April 28, 2020
Little is known about a learning disorder that affects a child's ability to process visual and spatial sensory information. But non-verbal learning disorder may be more prevalent than most realize.
People with NVLD struggle to identify exactly where objects and people are located in the spaces around them. Children may have trouble building Legos or tying their shoes.
NVLD often is mischaracterized as a speech difficulty due to its name. They generally have a strong verbal skills.Instead, they struggle with math, executive function and fine motor and social skills.
Other common difficulties include reading comprehension, understanding maps and following dance moves.
"Children with this disorder might shy away from doing jigsaw puzzles or playing with Legos," said Amy E. Margolis, a medical psychology professor at Columbia University. "They may have trouble tying their shoes, using scissors or learning routes or schedules."
NVLD was first described in 1967, but it is not listed in the current edition of the American Psychiatric Association's Diagnostic and Statistical Manual of Mental Disorders. There is still little consensus on how to diagnose it, and there aren't any treatments for it either.
Most parents probably haven't even heard of NVLD, Margolis said.
"Most parents recognize that a child who isn't talking by age two should be evaluated for a learning disorder," she said. "But no one thinks twice about kids who have problems with visual-spatial tasks."
Nearly 3 million children in the United States have NVLD according to a recent study conducted by Margolis and her colleagues at Columbia University Irving Medical Center.
Researchers analyzed three independent samples of children, aged 6 to 19, in the U.S. and Canada. Overall, 2,596 children were included.
A child was considered to have NVLD if he or she had a deficit in spatial reasoning and had an impairment in two of the following four domains: fine motor skills, math calculation, social skills and visual executive functioning – a response to visual cues.
Three to four percent of the children in each sample met the criteria for NVLD, which translated to about 2.2 to 2.9 million children, according to Katherine Keyes, an epidemiology professor at Columbia. Many of these children had been diagnosed with attention deficit/hyperactivity disorder or anxiety disorder.
"While there is some overlap in symptoms between the two disorders, it's important to distinguish between them so we can begin to develop interventions for NVLD," Margolis said.
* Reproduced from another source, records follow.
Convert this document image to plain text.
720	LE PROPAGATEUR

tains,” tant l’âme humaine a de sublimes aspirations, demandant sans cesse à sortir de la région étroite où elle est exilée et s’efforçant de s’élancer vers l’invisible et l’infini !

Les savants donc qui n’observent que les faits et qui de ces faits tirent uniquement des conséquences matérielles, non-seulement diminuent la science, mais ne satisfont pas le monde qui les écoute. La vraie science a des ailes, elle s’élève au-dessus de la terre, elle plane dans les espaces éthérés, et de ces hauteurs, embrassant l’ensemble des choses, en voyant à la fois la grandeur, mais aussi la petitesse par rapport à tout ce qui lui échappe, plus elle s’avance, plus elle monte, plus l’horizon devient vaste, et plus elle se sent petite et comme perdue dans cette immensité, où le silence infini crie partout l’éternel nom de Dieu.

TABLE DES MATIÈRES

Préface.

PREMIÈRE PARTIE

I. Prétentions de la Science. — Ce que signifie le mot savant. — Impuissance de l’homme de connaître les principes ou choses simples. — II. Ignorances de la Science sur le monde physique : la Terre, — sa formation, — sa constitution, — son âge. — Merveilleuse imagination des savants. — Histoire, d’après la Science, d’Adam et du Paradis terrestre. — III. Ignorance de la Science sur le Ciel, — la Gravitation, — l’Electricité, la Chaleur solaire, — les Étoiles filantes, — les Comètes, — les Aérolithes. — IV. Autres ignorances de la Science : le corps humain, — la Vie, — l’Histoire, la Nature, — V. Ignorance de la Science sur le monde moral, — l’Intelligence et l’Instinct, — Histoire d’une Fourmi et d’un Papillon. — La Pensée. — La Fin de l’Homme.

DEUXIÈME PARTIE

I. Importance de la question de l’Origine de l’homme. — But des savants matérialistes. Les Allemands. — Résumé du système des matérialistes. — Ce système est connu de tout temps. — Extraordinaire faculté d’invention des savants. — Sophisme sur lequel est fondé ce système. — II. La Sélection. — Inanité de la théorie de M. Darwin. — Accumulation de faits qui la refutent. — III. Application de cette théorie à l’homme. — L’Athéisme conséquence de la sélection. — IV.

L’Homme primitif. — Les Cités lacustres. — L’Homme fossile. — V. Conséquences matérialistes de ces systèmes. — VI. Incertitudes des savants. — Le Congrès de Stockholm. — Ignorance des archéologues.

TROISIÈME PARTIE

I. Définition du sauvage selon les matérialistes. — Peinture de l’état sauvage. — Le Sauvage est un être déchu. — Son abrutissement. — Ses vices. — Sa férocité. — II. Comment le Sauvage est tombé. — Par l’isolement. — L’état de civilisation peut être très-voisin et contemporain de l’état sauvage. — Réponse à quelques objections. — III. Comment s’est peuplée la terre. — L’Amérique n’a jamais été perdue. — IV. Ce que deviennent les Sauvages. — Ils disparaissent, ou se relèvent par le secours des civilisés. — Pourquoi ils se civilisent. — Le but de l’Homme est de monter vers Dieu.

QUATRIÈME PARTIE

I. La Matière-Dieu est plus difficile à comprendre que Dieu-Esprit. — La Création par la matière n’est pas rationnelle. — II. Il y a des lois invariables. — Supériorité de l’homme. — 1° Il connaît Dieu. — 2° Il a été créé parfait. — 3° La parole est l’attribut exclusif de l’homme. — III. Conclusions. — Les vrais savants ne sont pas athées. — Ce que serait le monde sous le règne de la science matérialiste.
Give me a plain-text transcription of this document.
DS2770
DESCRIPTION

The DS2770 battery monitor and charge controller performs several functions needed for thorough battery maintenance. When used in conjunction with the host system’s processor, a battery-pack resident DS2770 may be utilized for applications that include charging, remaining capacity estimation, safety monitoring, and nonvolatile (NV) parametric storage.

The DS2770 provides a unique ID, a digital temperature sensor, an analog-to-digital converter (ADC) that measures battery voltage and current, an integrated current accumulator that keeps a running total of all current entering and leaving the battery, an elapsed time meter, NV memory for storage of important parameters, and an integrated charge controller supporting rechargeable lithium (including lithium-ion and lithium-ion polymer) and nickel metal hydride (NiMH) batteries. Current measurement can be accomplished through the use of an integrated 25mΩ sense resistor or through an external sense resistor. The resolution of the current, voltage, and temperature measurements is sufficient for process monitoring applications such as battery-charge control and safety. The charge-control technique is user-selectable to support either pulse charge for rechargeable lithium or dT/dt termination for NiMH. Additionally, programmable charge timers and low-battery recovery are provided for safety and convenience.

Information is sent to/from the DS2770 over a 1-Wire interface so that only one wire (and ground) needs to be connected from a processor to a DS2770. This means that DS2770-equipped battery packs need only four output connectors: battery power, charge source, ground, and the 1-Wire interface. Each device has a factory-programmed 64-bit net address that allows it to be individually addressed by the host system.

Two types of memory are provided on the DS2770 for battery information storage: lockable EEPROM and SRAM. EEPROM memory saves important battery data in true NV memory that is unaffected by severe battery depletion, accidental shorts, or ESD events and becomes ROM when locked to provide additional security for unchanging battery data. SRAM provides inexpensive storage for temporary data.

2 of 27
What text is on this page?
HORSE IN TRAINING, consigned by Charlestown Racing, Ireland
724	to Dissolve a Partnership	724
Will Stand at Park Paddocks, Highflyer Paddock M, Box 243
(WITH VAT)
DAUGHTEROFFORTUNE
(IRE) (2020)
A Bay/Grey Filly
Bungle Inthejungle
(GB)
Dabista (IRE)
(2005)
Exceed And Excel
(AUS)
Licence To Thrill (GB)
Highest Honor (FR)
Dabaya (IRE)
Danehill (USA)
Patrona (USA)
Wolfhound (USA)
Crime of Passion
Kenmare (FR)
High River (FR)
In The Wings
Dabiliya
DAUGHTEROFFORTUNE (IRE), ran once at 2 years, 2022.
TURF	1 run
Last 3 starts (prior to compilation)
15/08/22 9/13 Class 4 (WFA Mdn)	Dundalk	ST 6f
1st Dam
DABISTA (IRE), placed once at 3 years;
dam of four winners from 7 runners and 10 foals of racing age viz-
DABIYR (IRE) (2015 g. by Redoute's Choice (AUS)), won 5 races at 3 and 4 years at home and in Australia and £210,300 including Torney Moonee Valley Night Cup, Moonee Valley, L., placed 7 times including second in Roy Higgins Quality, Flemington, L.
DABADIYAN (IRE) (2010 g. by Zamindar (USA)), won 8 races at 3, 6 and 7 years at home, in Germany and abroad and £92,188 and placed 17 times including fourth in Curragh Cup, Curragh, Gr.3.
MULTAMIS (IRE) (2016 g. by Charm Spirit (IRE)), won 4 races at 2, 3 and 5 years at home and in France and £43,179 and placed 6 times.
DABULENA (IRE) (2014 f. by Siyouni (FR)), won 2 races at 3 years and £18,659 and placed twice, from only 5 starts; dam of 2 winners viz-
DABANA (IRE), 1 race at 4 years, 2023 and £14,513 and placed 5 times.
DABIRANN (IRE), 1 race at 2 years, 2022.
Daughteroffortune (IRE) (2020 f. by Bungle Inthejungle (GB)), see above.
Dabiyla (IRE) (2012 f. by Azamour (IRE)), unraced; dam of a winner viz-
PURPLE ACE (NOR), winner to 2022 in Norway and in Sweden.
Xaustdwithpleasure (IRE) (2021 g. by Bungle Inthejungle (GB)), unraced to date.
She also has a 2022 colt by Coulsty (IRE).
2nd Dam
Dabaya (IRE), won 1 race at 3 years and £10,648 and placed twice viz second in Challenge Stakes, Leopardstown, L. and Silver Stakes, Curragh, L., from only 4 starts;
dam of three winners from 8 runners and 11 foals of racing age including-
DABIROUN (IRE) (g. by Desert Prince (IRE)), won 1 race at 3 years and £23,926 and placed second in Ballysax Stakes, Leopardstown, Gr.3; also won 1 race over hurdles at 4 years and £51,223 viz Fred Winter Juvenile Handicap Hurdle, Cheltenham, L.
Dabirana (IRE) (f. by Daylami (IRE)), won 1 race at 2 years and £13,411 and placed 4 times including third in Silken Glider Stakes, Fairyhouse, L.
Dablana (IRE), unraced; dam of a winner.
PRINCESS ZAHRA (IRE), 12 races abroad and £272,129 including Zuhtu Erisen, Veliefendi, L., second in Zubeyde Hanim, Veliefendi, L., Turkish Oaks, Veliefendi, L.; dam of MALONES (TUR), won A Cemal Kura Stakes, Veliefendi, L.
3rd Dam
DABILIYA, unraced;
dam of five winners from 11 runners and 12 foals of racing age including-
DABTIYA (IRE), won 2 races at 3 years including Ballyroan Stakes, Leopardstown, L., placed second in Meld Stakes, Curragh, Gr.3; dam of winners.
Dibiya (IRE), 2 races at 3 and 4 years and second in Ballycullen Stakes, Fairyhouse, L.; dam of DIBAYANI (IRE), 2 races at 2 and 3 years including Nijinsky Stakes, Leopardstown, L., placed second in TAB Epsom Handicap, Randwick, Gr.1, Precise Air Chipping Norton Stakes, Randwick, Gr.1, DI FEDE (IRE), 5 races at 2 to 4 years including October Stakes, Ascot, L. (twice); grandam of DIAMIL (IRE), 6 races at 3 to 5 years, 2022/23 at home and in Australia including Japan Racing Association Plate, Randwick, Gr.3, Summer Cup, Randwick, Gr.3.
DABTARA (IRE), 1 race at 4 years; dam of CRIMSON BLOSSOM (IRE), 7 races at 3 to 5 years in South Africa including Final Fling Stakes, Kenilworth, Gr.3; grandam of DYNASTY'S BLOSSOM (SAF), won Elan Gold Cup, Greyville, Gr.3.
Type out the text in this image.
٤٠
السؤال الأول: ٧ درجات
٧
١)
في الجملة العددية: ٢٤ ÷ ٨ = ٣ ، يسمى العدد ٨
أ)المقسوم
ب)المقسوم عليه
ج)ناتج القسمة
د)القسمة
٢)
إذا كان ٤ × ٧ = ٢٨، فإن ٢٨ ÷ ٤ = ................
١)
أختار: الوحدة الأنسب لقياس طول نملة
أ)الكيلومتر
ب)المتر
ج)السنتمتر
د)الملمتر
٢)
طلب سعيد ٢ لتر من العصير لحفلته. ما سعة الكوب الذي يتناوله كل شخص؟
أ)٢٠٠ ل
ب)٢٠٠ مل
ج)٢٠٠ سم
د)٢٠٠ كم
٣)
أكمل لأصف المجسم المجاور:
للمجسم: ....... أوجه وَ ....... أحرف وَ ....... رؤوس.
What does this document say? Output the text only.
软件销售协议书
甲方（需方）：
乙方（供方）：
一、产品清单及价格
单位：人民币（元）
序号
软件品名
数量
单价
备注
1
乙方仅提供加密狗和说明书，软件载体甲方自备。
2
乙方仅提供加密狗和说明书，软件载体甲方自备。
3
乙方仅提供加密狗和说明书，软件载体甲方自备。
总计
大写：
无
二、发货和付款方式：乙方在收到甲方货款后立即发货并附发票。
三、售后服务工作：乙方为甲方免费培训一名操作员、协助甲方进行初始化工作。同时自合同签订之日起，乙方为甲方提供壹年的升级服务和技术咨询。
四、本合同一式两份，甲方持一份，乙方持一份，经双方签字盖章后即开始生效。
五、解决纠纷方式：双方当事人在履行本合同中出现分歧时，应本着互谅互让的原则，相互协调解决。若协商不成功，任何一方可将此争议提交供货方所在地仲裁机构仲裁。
How can parents tell whether their child has a visual-spatial learning disorder?
Having poor spatial skills but strong language skills is a main feature of NVLD, according to The NVLD Project, which raises awareness and supports educational and research programs on the disorder.
Children with NVLD often have difficulties understanding the main ideas of a story or film. They can have poor handwriting skills and poor fine motor skills, like those needed to use utensils and tools. They also can struggle to establish meaningful friendships despite a desire to do so.
Adults with NVLD may be accused of being "too literal" all the time. They may have trouble reading maps, planning events in their head and even driving a car. Some also may experience anxiety in new situations.
The Columbia University researchers plan on submitting an application to the American Psychiatric Association to include NVLD in the next edition of the DSM. But they will do so using a new name, developmental visual spatial disorder.
Parents who believe their child is exhibiting NVLD symptoms are encouraged to schedule an evaluation with a psychologist or learning specialist.
There is no formal treatment plan for NVLD, but experts say early intervention – including counseling and extra support at school and at home – is beneficial. More resources are available at The NVLD Project.